A picture book adaptation was released on November 11, 2022. At Anime Expo 2023, Square Enix Manga & Books announced that they licensed the picture book for English publication.

== Reception ==
A Man and His Cat has received positive reviews from critics. Anime UK News gave the series 8 out of 10, praising the narrative for being heartwarming without being overly sentimental. Manga Bookshelf noted that the book "hits you in the feels" and praised the quality of its storytelling.

A Man and His Cat was one of the top-selling physical manga series on Amazon Japan in 2018. The first Japanese tankōbon edition of the series debuted at third in the Oricon sales rankings.
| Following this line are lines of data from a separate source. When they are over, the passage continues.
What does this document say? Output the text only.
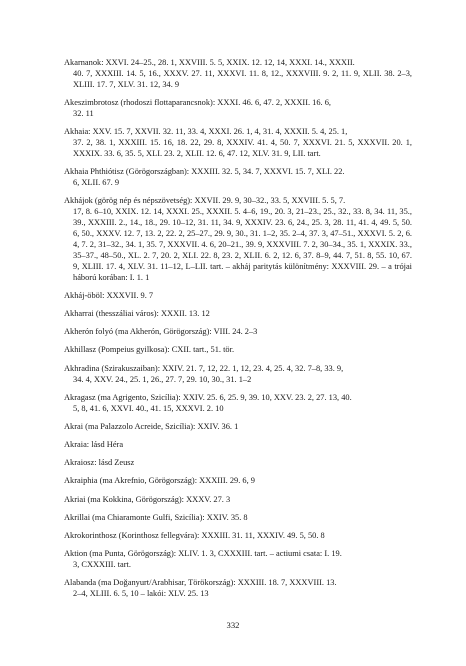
Akarnanok: XXVI. 24–25., 28. 1, XXVIII. 5. 5, XXIX. 12. 12, 14, XXXI. 14., XXXII.
40. 7, XXXIII. 14. 5, 16., XXXV. 27. 11, XXXVI. 11. 8, 12., XXXVIII. 9. 2, 11. 9, XLII. 38. 2–3, XLIII. 17. 7, XLV. 31. 12, 34. 9
Akeszimbrotosz (rhodoszi flottaparancsnok): XXXI. 46. 6, 47. 2, XXXII. 16. 6,
32. 11
Akhaia: XXV. 15. 7, XXVII. 32. 11, 33. 4, XXXI. 26. 1, 4, 31. 4, XXXII. 5. 4, 25. 1,
37. 2, 38. 1, XXXIII. 15. 16, 18. 22, 29. 8, XXXIV. 41. 4, 50. 7, XXXVI. 21. 5, XXXVII. 20. 1, XXXIX. 33. 6, 35. 5, XLI. 23. 2, XLII. 12. 6, 47. 12, XLV. 31. 9, LII. tart.
Akhaia Phthiótisz (Görögországban): XXXIII. 32. 5, 34. 7, XXXVI. 15. 7, XLI. 22.
6, XLII. 67. 9
Akhájok (görög nép és népszövetség): XXVII. 29. 9, 30–32., 33. 5, XXVIII. 5. 5, 7.
17, 8. 6–10, XXIX. 12. 14, XXXI. 25., XXXII. 5. 4–6, 19., 20. 3, 21–23., 25., 32., 33. 8, 34. 11, 35., 39., XXXIII. 2., 14., 18., 29. 10–12, 31. 11, 34. 9, XXXIV. 23. 6, 24., 25. 3, 28. 11, 41. 4, 49. 5, 50. 6, 50., XXXV. 12. 7, 13. 2, 22. 2, 25–27., 29. 9, 30., 31. 1–2, 35. 2–4, 37. 3, 47–51., XXXVI. 5. 2, 6. 4, 7. 2, 31–32., 34. 1, 35. 7, XXXVII. 4. 6, 20–21., 39. 9, XXXVIII. 7. 2, 30–34., 35. 1, XXXIX. 33., 35–37., 48–50., XL. 2. 7, 20. 2, XLI. 22. 8, 23. 2, XLII. 6. 2, 12. 6, 37. 8–9, 44. 7, 51. 8, 55. 10, 67. 9, XLIII. 17. 4, XLV. 31. 11–12, L–LII. tart. – akháj paritytás különítmény: XXXVIII. 29. – a trójai háború korában: I. 1. 1
Akháj-öböl: XXXVII. 9. 7
Akharrai (thesszáliai város): XXXII. 13. 12
Akherón folyó (ma Akherón, Görögország): VIII. 24. 2–3
Akhillasz (Pompeius gyilkosa): CXII. tart., 51. tör.
Akhradina (Szirakuszaiban): XXIV. 21. 7, 12, 22. 1, 12, 23. 4, 25. 4, 32. 7–8, 33. 9,
34. 4, XXV. 24., 25. 1, 26., 27. 7, 29. 10, 30., 31. 1–2
Akragasz (ma Agrigento, Szicília): XXIV. 25. 6, 25. 9, 39. 10, XXV. 23. 2, 27. 13, 40.
5, 8, 41. 6, XXVI. 40., 41. 15, XXXVI. 2. 10
Akrai (ma Palazzolo Acreide, Szicília): XXIV. 36. 1
Akraia: lásd Héra
Akraiosz: lásd Zeusz
Akraiphia (ma Akrefnio, Görögország): XXXIII. 29. 6, 9
Akriai (ma Kokkina, Görögország): XXXV. 27. 3
Akrillai (ma Chiaramonte Gulfi, Szicília): XXIV. 35. 8
Akrokorinthosz (Korinthosz fellegvára): XXXIII. 31. 11, XXXIV. 49. 5, 50. 8
Aktion (ma Punta, Görögország): XLIV. 1. 3, CXXXIII. tart. – actiumi csata: I. 19.
3, CXXXIII. tart.
Alabanda (ma Doğanyurt/Arabhisar, Törökország): XXXIII. 18. 7, XXXVIII. 13.
2–4, XLIII. 6. 5, 10 – lakói: XLV. 25. 13
332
In 2018, A Man and His Cat was one of the top recommended manga titles in a survey of Japanese bookstore employees. That same year, the series was a runner-up in for the Grand Prize at the magazine's Next Manga Awards organized by the manga magazine Da Vinci. Da Vinci also ranked A Man and His Cat in its annual Book of the Year rankings in 2018 and 2019. The series also placed fourth in the 2018 Pixiv's Comic Ranking, and third in Pixiv's 2018 Web Manga General Election. The 2019 edition of Kono Manga ga Sugoi! ranked A Man and His Cat as the fifth best manga series for female readers.